Maria: Ernsthaft? „Karacho“ ist doch eingeschlagen wie eine Bombe. Wobei ich Dir zustimmen muss. Da hat sich definitiv was in der Wahrnehmung zum Sprachraum verändert. Es gibt so die großen Helden Slime oder die Terrorgruppe, da zweifelt man den Deutschpunk in keiner Sekunde an. Dann kommt die Welle der Donots, Muff Potter oder Rantanplan und das war offensichtlich auch absolut legitim. In den letzten Jahren entstand eine ganz andere moderne Deutsch/Politpunk-Szene und dieser wird das Deutschpunksein scheinbar immer mehr abgesprochen beziehungsweise schwerer gemacht.
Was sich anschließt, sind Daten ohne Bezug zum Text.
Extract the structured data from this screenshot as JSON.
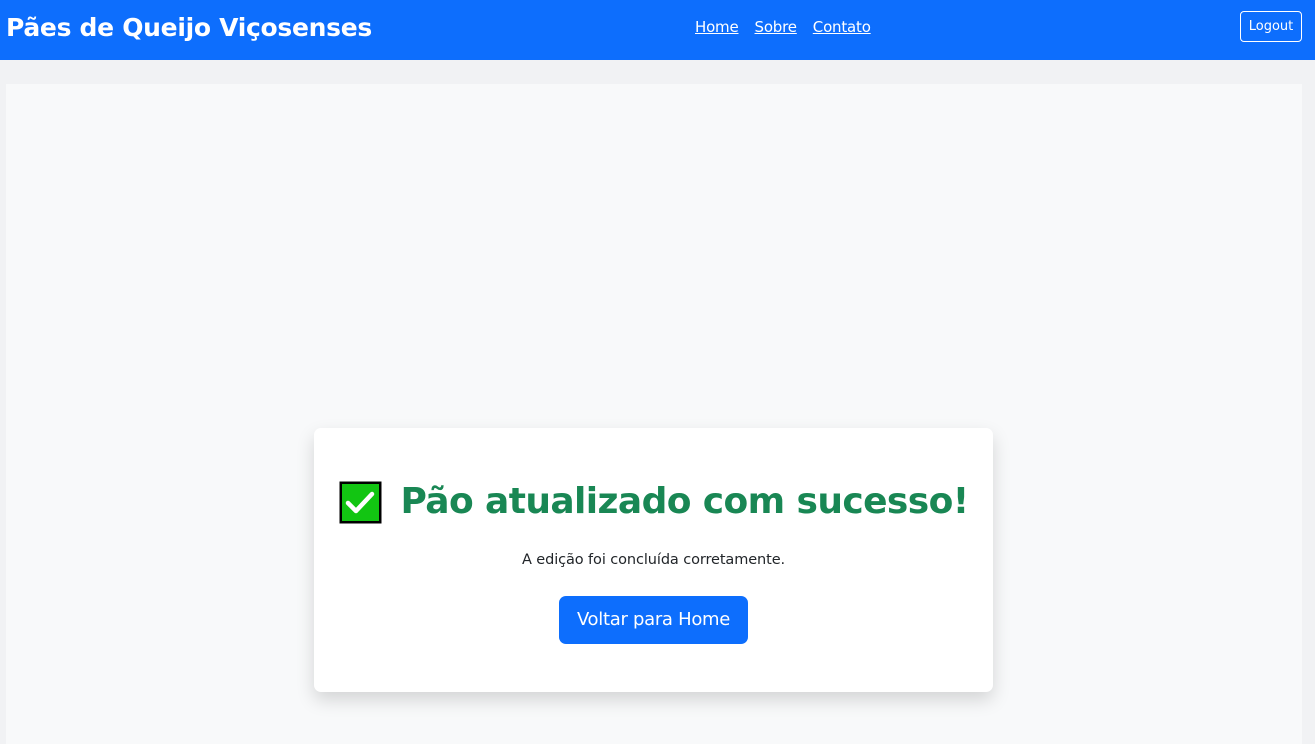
{
  "navbar": {
    "brand": "Pães de Queijo Viçosenses",
    "links": [
      "Home",
      "Sobre",
      "Contato"
    ],
    "logout_label": "Logout"
  },
  "card": {
    "icon": "check-mark-button-icon",
    "title": "Pão atualizado com sucesso!",
    "message": "A edição foi concluída corretamente.",
    "button_label": "Voltar para Home"
  },
  "colors": {
    "primary": "#0d6efd",
    "success_text": "#198754",
    "icon_green": "#12c512",
    "page_bg": "#f1f2f4",
    "content_bg": "#f8f9fa"
  }
}
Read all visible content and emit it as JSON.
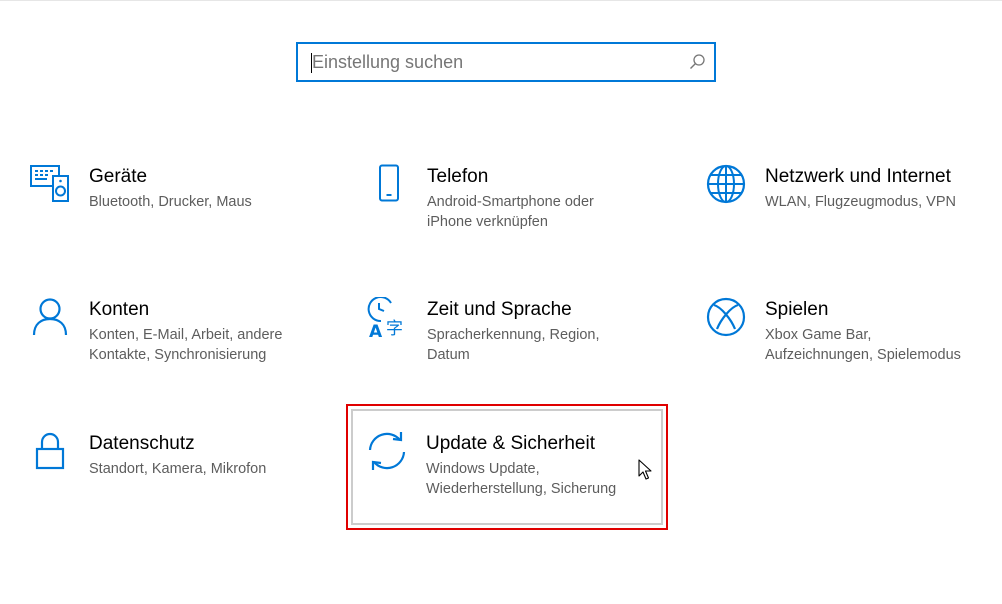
{
  "search": {
    "placeholder": "Einstellung suchen",
    "icon": "search-icon"
  },
  "accent_color": "#0078d7",
  "highlight_color": "#e00000",
  "tiles": [
    {
      "icon": "devices-icon",
      "title": "Geräte",
      "desc": "Bluetooth, Drucker, Maus"
    },
    {
      "icon": "phone-icon",
      "title": "Telefon",
      "desc": "Android-Smartphone oder\niPhone verknüpfen"
    },
    {
      "icon": "globe-icon",
      "title": "Netzwerk und Internet",
      "desc": "WLAN, Flugzeugmodus, VPN"
    },
    {
      "icon": "person-icon",
      "title": "Konten",
      "desc": "Konten, E-Mail, Arbeit, andere\nKontakte, Synchronisierung"
    },
    {
      "icon": "time-language-icon",
      "title": "Zeit und Sprache",
      "desc": "Spracherkennung, Region,\nDatum"
    },
    {
      "icon": "xbox-icon",
      "title": "Spielen",
      "desc": "Xbox Game Bar,\nAufzeichnungen, Spielemodus"
    },
    {
      "icon": "lock-icon",
      "title": "Datenschutz",
      "desc": "Standort, Kamera, Mikrofon"
    },
    {
      "icon": "sync-icon",
      "title": "Update & Sicherheit",
      "desc": "Windows Update,\nWiederherstellung, Sicherung"
    }
  ]
}
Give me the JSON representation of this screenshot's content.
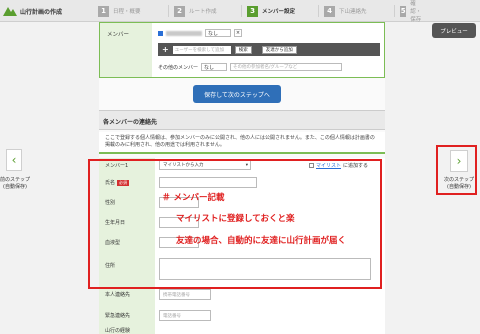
{
  "app": {
    "title": "山行計画の作成"
  },
  "steps": [
    {
      "num": "1",
      "label": "日程・概要",
      "active": false
    },
    {
      "num": "2",
      "label": "ルート作成",
      "active": false
    },
    {
      "num": "3",
      "label": "メンバー設定",
      "active": true
    },
    {
      "num": "4",
      "label": "下山連絡先",
      "active": false
    },
    {
      "num": "5",
      "label": "確認・保存",
      "active": false
    }
  ],
  "preview_label": "プレビュー",
  "member": {
    "label": "メンバー",
    "role_value": "なし",
    "search_placeholder": "ユーザーを検索して追加",
    "search_button": "検索",
    "add_friend_button": "友達から追加",
    "other_label": "その他のメンバー",
    "other_select_value": "なし",
    "other_placeholder": "その他の参加者名/グループなど"
  },
  "save_next_label": "保存して次のステップへ",
  "contact": {
    "heading": "各メンバーの連絡先",
    "notice": "ここで登録する個人情報は、参加メンバーのみに公開され、他の人には公開されません。また、この個人情報は計画書の掲載のみに利用され、他の用途では利用されません。"
  },
  "form": {
    "member_label": "メンバー1",
    "member_select": "マイリストから入力",
    "mylist_link": "マイリスト",
    "mylist_suffix": "に追加する",
    "name_label": "氏名",
    "required_badge": "必須",
    "gender_label": "性別",
    "birthday_label": "生年月日",
    "blood_label": "血液型",
    "address_label": "住所",
    "personal_contact_label": "本人連絡先",
    "personal_contact_placeholder": "携帯電話番号",
    "emergency_label": "緊急連絡先",
    "emergency_placeholder": "電話番号",
    "last_label": "山行の経験"
  },
  "nav": {
    "prev_label": "前のステップ",
    "prev_sub": "(自動保存)",
    "next_label": "次のステップ",
    "next_sub": "(自動保存)"
  },
  "annotations": {
    "line1": "＃ メンバー記載",
    "line2": "マイリストに登録しておくと楽",
    "line3": "友達の場合、自動的に友達に山行計画が届く",
    "color": "#e02020"
  }
}
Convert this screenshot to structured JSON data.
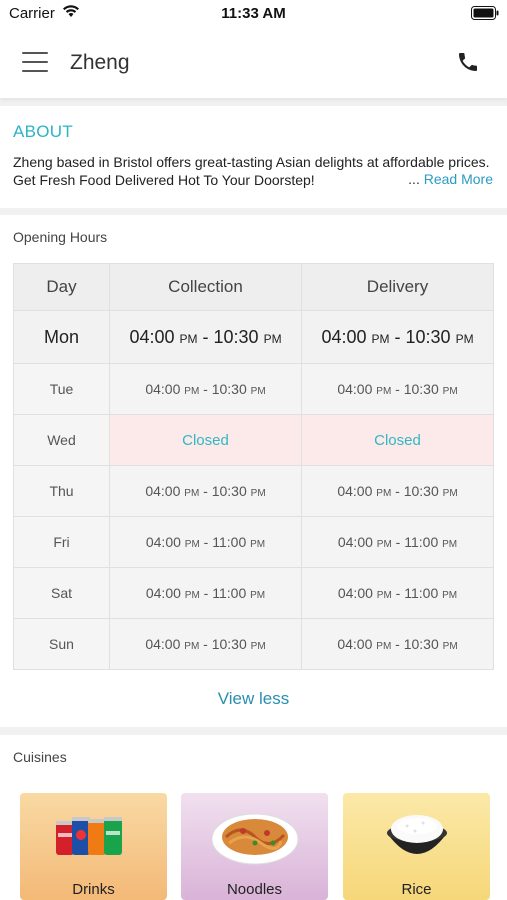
{
  "status_bar": {
    "carrier": "Carrier",
    "time": "11:33 AM"
  },
  "header": {
    "title": "Zheng",
    "menu_icon": "hamburger-menu-icon",
    "phone_icon": "phone-icon"
  },
  "about": {
    "heading": "ABOUT",
    "description": "Zheng based in Bristol offers great-tasting Asian delights at affordable prices. Get Fresh Food Delivered Hot To Your Doorstep!",
    "read_more_ellipsis": "...",
    "read_more": "Read More"
  },
  "opening_hours": {
    "label": "Opening Hours",
    "columns": [
      "Day",
      "Collection",
      "Delivery"
    ],
    "rows": [
      {
        "day": "Mon",
        "collection": [
          "04:00",
          "PM",
          " - 10:30",
          "PM"
        ],
        "delivery": [
          "04:00",
          "PM",
          " - 10:30",
          "PM"
        ]
      },
      {
        "day": "Tue",
        "collection": [
          "04:00",
          "PM",
          " - 10:30",
          "PM"
        ],
        "delivery": [
          "04:00",
          "PM",
          " - 10:30",
          "PM"
        ]
      },
      {
        "day": "Wed",
        "collection_closed": "Closed",
        "delivery_closed": "Closed"
      },
      {
        "day": "Thu",
        "collection": [
          "04:00",
          "PM",
          " - 10:30",
          "PM"
        ],
        "delivery": [
          "04:00",
          "PM",
          " - 10:30",
          "PM"
        ]
      },
      {
        "day": "Fri",
        "collection": [
          "04:00",
          "PM",
          " - 11:00",
          "PM"
        ],
        "delivery": [
          "04:00",
          "PM",
          " - 11:00",
          "PM"
        ]
      },
      {
        "day": "Sat",
        "collection": [
          "04:00",
          "PM",
          " - 11:00",
          "PM"
        ],
        "delivery": [
          "04:00",
          "PM",
          " - 11:00",
          "PM"
        ]
      },
      {
        "day": "Sun",
        "collection": [
          "04:00",
          "PM",
          " - 10:30",
          "PM"
        ],
        "delivery": [
          "04:00",
          "PM",
          " - 10:30",
          "PM"
        ]
      }
    ],
    "view_less": "View less"
  },
  "cuisines": {
    "label": "Cuisines",
    "items": [
      {
        "name": "Drinks",
        "icon": "soda-cans-icon"
      },
      {
        "name": "Noodles",
        "icon": "noodles-plate-icon"
      },
      {
        "name": "Rice",
        "icon": "rice-bowl-icon"
      }
    ]
  },
  "colors": {
    "accent": "#2cb4c4",
    "link": "#2a9bc4",
    "closed_bg": "#fce9ea"
  }
}
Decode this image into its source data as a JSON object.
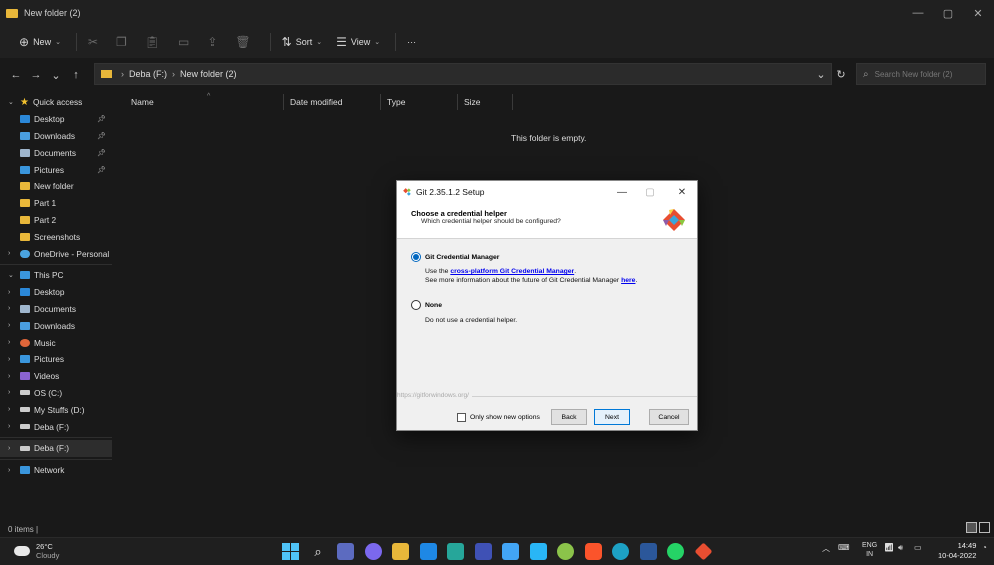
{
  "window": {
    "title": "New folder (2)",
    "minimize": "—",
    "maximize": "▢",
    "close": "✕"
  },
  "toolbar": {
    "new_label": "New",
    "sort_label": "Sort",
    "view_label": "View",
    "more_label": "···"
  },
  "address": {
    "breadcrumb": [
      "Deba (F:)",
      "New folder (2)"
    ],
    "search_placeholder": "Search New folder (2)"
  },
  "sidebar": {
    "quick_access": "Quick access",
    "quick_items": [
      {
        "label": "Desktop",
        "icon": "desktop-icon",
        "color": "#2b88d8",
        "pinned": true
      },
      {
        "label": "Downloads",
        "icon": "download-icon",
        "color": "#4a9ee0",
        "pinned": true
      },
      {
        "label": "Documents",
        "icon": "document-icon",
        "color": "#9fb6cd",
        "pinned": true
      },
      {
        "label": "Pictures",
        "icon": "pictures-icon",
        "color": "#3a96dd",
        "pinned": true
      },
      {
        "label": "New folder",
        "icon": "folder-icon",
        "color": "#e8b73a",
        "pinned": false
      },
      {
        "label": "Part 1",
        "icon": "folder-icon",
        "color": "#e8b73a",
        "pinned": false
      },
      {
        "label": "Part 2",
        "icon": "folder-icon",
        "color": "#e8b73a",
        "pinned": false
      },
      {
        "label": "Screenshots",
        "icon": "folder-icon",
        "color": "#e8b73a",
        "pinned": false
      }
    ],
    "onedrive": "OneDrive - Personal",
    "this_pc": "This PC",
    "pc_items": [
      {
        "label": "Desktop",
        "icon": "desktop-icon",
        "color": "#2b88d8"
      },
      {
        "label": "Documents",
        "icon": "document-icon",
        "color": "#9fb6cd"
      },
      {
        "label": "Downloads",
        "icon": "download-icon",
        "color": "#4a9ee0"
      },
      {
        "label": "Music",
        "icon": "music-icon",
        "color": "#e0663a"
      },
      {
        "label": "Pictures",
        "icon": "pictures-icon",
        "color": "#3a96dd"
      },
      {
        "label": "Videos",
        "icon": "videos-icon",
        "color": "#8a63d2"
      },
      {
        "label": "OS (C:)",
        "icon": "drive-icon",
        "color": "#cccccc"
      },
      {
        "label": "My Stuffs (D:)",
        "icon": "drive-icon",
        "color": "#cccccc"
      },
      {
        "label": "Deba (F:)",
        "icon": "drive-icon",
        "color": "#cccccc"
      }
    ],
    "deba": "Deba (F:)",
    "network": "Network"
  },
  "columns": [
    "Name",
    "Date modified",
    "Type",
    "Size"
  ],
  "empty_message": "This folder is empty.",
  "status": "0 items  |",
  "dialog": {
    "title": "Git 2.35.1.2 Setup",
    "heading": "Choose a credential helper",
    "subheading": "Which credential helper should be configured?",
    "option1": {
      "label": "Git Credential Manager",
      "line1_prefix": "Use the ",
      "line1_link": "cross-platform Git Credential Manager",
      "line1_suffix": ".",
      "line2_prefix": "See more information about the future of Git Credential Manager ",
      "line2_link": "here",
      "line2_suffix": ".",
      "selected": true
    },
    "option2": {
      "label": "None",
      "desc": "Do not use a credential helper.",
      "selected": false
    },
    "footer_link": "https://gitforwindows.org/",
    "checkbox_label": "Only show new options",
    "back": "Back",
    "next": "Next",
    "cancel": "Cancel"
  },
  "taskbar": {
    "temperature": "26°C",
    "weather": "Cloudy",
    "lang1": "ENG",
    "lang2": "IN",
    "time": "14:49",
    "date": "10-04-2022"
  }
}
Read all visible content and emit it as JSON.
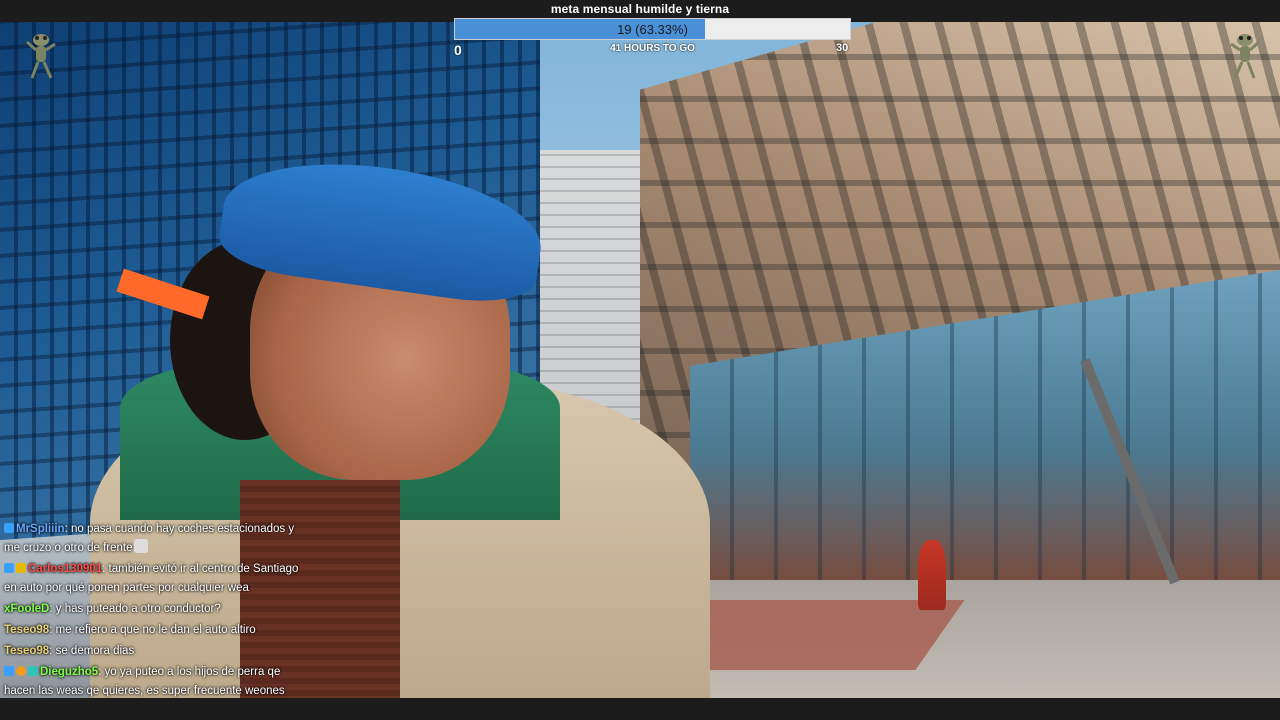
{
  "goal": {
    "title": "meta mensual humilde y tierna",
    "progress_text": "19 (63.33%)",
    "progress_fraction": 0.6333,
    "min_label": "0",
    "max_label": "30",
    "time_left": "41 HOURS TO GO",
    "fill_color": "#4a90d9"
  },
  "icons": {
    "left": "dancing-frog-icon",
    "right": "dancing-frog-icon"
  },
  "chat": {
    "messages": [
      {
        "user": "MrSpliiin",
        "user_color": "#6aa8ff",
        "text": ": no pasa cuando hay coches estacionados y me cruzo o otro de frente",
        "badges": [
          "blue"
        ]
      },
      {
        "user": "Carlos130901",
        "user_color": "#ff4a4a",
        "text": ": también evitó ir al centro de Santiago en auto por qué ponen partes por cualquier wea",
        "badges": [
          "blue",
          "gold"
        ]
      },
      {
        "user": "xFooleD",
        "user_color": "#7dff4a",
        "text": ": y has puteado a otro conductor?",
        "badges": []
      },
      {
        "user": "Teseo98",
        "user_color": "#e8d27a",
        "text": ": me refiero a que no le dan el auto altiro",
        "badges": []
      },
      {
        "user": "Teseo98",
        "user_color": "#e8d27a",
        "text": ": se demora dias",
        "badges": []
      },
      {
        "user": "Dieguzho5",
        "user_color": "#7dff4a",
        "text": ": yo ya puteo a los hijos de perra qe hacen las weas qe quieres, es super frecuente weones doblando en segunda fila wn",
        "badges": [
          "blue",
          "orange",
          "teal"
        ]
      }
    ]
  }
}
Schon spannend.

„Die Donots bezahlen auch 2018 weiter mit ihrem schlechten Namen und das ist auch gut so“

Archi: Was mir jedoch schon auf „Karacho“ auffiel war, dass die Donots als eine der wenigen Bands in ihrer „Liga“ unaufhörlich den Mund aufmachen und deutliche Worte gegen Nazis und Rechtspopulisten finden. Erinnerst Du Dich an den unvergessen großartigen Auftritt beim „Bundesvision-Songcontest“ oder die Aktion mit dem gigantischen Anti-Nazi-Banner auf dem Gelände des ehemaligen Reichsparteitags in Nürnberg? Dann ist das schon ganz schön authentisch, wenn die Ibbenbürener auf „Lauter als Bomben“ davon singen weiter mit ihrem schlechten Namen zu bezahlen. Dabei stehen die echt stets mit genau diesem Namen – wie kaum eine andere Band – als politisches und sozialkritisches Sprachrohr einer ganzen Generation fest in der Brandung.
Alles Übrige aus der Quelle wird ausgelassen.